Snapshots of Birth–3rd Strategies in Five Communities

This week I’m posting short bulleted summaries of the core strategies of the first five EEC alignment partnerships, an idea prompted by a helpful conversation with Titus DosRemedios of Strategies for Children last week at an ESE Kindergarten Networking Meeting. These updated summaries may be helpful to the seven new communities coming on board in the Round Two grants. You can also find short paragraphs on each community here. Click on the EEC Alignment Partnerships category in the blue panel on the left to see all the posts thus far on these communities.
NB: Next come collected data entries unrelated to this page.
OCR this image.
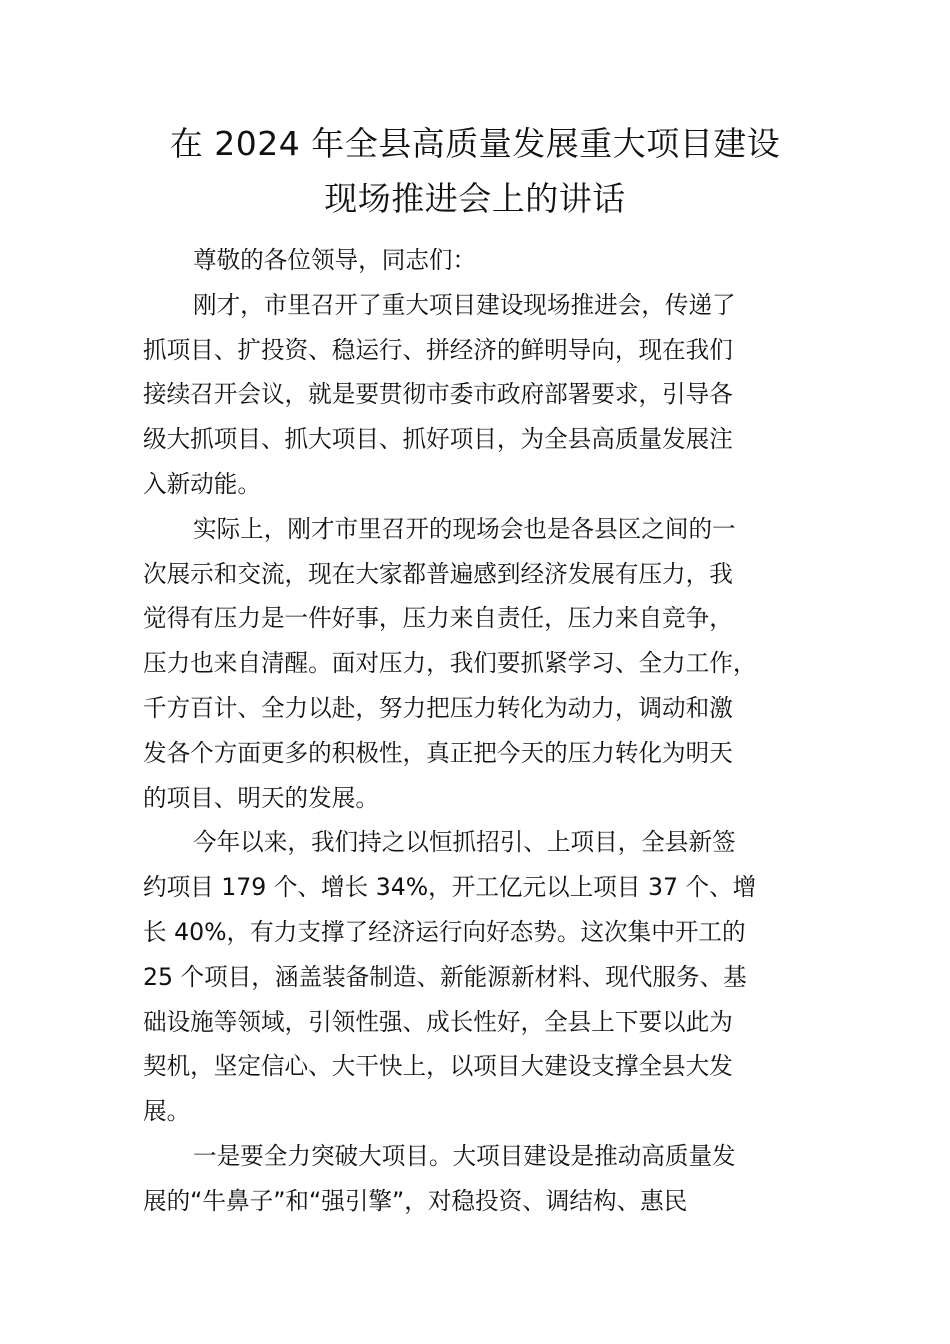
在 2024 年全县高质量发展重大项目建设
现场推进会上的讲话

尊敬的各位领导，同志们：

刚才，市里召开了重大项目建设现场推进会，传递了
抓项目、扩投资、稳运行、拼经济的鲜明导向，现在我们
接续召开会议，就是要贯彻市委市政府部署要求，引导各
级大抓项目、抓大项目、抓好项目，为全县高质量发展注
入新动能。

实际上，刚才市里召开的现场会也是各县区之间的一
次展示和交流，现在大家都普遍感到经济发展有压力，我
觉得有压力是一件好事，压力来自责任，压力来自竞争，
压力也来自清醒。面对压力，我们要抓紧学习、全力工作，
千方百计、全力以赴，努力把压力转化为动力，调动和激
发各个方面更多的积极性，真正把今天的压力转化为明天
的项目、明天的发展。

今年以来，我们持之以恒抓招引、上项目，全县新签
约项目 179 个、增长 34%，开工亿元以上项目 37 个、增
长 40%，有力支撑了经济运行向好态势。这次集中开工的
25 个项目，涵盖装备制造、新能源新材料、现代服务、基
础设施等领域，引领性强、成长性好，全县上下要以此为
契机，坚定信心、大干快上，以项目大建设支撑全县大发
展。

一是要全力突破大项目。大项目建设是推动高质量发
展的“牛鼻子”和“强引擎”，对稳投资、调结构、惠民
Pittsfield and Boston represent the ends of the continuum in the graphic above. Springfield, Lowell, and Somerville are all implementing two-pronged strategies that include both community-wide and targeted components.

Pittsfield

  • Community Goal: The Pittsfield Promise–90% reading proficiency on the 3rd grade MCAS by 2020
  • Berkshire United Way as community backbone organization
  • Supported by a strategic plan and six committees
  • Focus
    1. Community-wide family engagement around literacy
    2. Home-visiting
    3. Preschool participation, quality and alignment
    4. Out-of-school time programming

Boston

  • Implement BPS K1 (preschool) model in 14 community-based classrooms
    1. BPS K1 (preschool) model
      • Integrated OWL and Building Blocks curriculum
      • Making Learning Visible professional development
      • Skilled coaching
      • NAEYC accreditation
      • Demonstrated results; national and international recognition
    2. Implement model in 14 community-based classrooms (Boston K1DS)
      • Teachers with BA degrees
      • K1 curriculum
      • Professional development
      • Compensation
    3. Potential to expand to additional community-based classrooms contingent on results

Springfield

  • District and community-based preschool collaboration
    1. Joint selection of community preschool curriculum
    2. Joint identification of shared standards
      • Priority Teaching Strategies Gold domains
      • Social-emotional standards
    3. Common formative assessments
    4. Common professional development and outreach
    5. Public/Private Professional Learning Community Meetings
      • Preschool teachers from two elementary schools and several community-based programs
      • Cross-site visits
    6. Define kindergarten readiness
    7. Expand teacher-to-teacher observations
    8. Share kindergarten assessment data

Lowell

  • Pilot project in two low-income neighborhoods (expanding to three this fall)
    1. One elementary school, center-based preschools, and family childcare providers in each
    2. Use of CLASS observations across settings
    3. Training in Teaching Strategies Gold
    4. Communities of practice for center-based and family childcare programs
      • Professional development workshops
      • Use of ECERS-R and FCCERS-R tools
      • Addition of coaching beginning this fall
    5. Family engagement workshops and activities
  • Emergent community-wide school readiness agenda

Somerville

  • Four strategies focused on early literacy
    1. Kindergarten Readiness Group
      • Public/private preschool and kindergarten teachers
      • Half-day workshops over three semesters
      • Cross-site visits
      • Using Play to Address Standards” theme
    2. Literacy coaching
      • 8 classrooms (public, private, and Head Start)
      • Two observations and debriefs with literacy coach each month all year
      • Pre- and post- ELLCO observations
    3. Teaching Strategies Gold training
    4. Website for families with young children
      • Outreach to parents on use of site through agencies
  • Universal Kindergarten Readiness Plan

This post was completed as part of a contract between the MA Department of Early Education and Care and Cambridge Education (where David Jacobson worked at the time). Contract # CT EEC 0900 FY13SRF130109CAMBRID.